YouTube appears to be going a step further than merely launching a premium ad-free version. It now appears it will also have some exclusive content for paid subscribers.
As we covered last month, YouTube has already confirmed to video creators that it’s launching the paid option, with a formal launch expected this week. A $10 monthly fee is said to cover the removal of ads, plus access to a music service that allows offline play (and incorporates Google Play All Access.)
Now Re/Code is quoting “industry sources” as saying the fee will also include access to specially-created videos which aren’t available to the general public. YouTube will be contributing towards the production of these videos. However, they may not appear online until next year.
The idea appears not to be to target mainstream musicians and celebrities to produce new content. Instead the paid content will come from what Re/Code quotes as “endemic” video stars: in other words people who aren’t part of mainstream culture but have built up a loyal audience through YouTube.
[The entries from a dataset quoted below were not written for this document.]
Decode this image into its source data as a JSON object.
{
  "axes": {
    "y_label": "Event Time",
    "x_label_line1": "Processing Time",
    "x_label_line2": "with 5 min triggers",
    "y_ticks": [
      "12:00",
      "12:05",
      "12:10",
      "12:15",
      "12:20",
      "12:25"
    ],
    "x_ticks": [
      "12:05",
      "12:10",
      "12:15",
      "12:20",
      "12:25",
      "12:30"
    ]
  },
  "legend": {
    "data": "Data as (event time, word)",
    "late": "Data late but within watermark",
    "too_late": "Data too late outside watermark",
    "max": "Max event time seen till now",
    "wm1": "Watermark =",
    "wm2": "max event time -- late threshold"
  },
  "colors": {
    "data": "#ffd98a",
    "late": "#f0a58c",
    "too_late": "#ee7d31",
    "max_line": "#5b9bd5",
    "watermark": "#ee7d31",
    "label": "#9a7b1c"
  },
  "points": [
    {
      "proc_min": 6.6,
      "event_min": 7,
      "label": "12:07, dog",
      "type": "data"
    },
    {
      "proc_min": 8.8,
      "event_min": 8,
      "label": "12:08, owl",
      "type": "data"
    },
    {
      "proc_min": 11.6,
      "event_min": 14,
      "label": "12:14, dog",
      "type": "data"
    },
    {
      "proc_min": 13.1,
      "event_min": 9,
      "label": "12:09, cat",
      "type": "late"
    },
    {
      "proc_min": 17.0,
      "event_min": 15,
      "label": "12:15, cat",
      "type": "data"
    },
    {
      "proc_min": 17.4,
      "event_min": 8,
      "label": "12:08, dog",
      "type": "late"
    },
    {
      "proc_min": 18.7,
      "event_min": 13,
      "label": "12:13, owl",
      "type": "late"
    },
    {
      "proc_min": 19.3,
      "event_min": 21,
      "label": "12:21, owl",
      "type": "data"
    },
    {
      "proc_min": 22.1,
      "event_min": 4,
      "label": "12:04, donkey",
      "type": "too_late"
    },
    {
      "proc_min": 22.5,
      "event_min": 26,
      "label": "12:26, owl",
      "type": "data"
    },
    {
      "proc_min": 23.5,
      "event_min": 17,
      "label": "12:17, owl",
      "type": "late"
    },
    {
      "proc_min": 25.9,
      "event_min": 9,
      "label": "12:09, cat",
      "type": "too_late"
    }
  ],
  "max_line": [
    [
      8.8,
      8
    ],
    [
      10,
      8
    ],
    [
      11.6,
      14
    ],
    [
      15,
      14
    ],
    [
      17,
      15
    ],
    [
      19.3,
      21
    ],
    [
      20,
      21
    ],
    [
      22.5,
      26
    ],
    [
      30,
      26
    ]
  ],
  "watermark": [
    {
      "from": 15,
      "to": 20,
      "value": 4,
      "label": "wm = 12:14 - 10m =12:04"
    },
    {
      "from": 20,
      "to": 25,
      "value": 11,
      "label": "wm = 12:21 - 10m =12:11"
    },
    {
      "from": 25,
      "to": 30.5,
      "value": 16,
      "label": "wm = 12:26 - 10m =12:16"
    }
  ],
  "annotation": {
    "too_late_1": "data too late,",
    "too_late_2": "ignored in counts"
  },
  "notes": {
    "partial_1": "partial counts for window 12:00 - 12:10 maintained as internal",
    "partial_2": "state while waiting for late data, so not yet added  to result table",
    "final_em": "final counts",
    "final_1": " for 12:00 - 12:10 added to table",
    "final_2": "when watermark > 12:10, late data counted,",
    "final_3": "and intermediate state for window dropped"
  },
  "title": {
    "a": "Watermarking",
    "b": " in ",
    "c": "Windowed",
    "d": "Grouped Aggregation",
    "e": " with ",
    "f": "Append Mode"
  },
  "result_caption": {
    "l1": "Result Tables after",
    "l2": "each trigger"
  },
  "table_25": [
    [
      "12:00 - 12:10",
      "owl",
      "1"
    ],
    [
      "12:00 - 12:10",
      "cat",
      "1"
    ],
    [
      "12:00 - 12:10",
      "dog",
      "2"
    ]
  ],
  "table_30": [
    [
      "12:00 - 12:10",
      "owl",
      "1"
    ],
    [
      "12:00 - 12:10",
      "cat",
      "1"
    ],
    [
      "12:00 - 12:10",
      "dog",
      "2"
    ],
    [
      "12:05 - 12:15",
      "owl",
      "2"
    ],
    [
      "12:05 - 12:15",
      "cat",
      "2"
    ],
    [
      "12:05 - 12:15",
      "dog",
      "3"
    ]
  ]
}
A previous experiment in 2011 concluded users were more likely to feel favorable towards content made by “the YouTube community” rather than major media groups. That could be a key to which content would work well here: while a celebrity video or one that relates to an existing franchise might do better attracting free viewers, that’s not necessarily the same thing as persuading people to pay.
One downside is that the sheer diversity of content on YouTube might work against a paid tier. There’s a risk that even though somebody might like some of the paid content, they may conclude the majority of the premium videos are of no interest to them, making the subscription feel like a bad deal.
It could also be a delicate balancing act for YouTube to select video producers where additional funding will improve the product without watering down its charm or originality.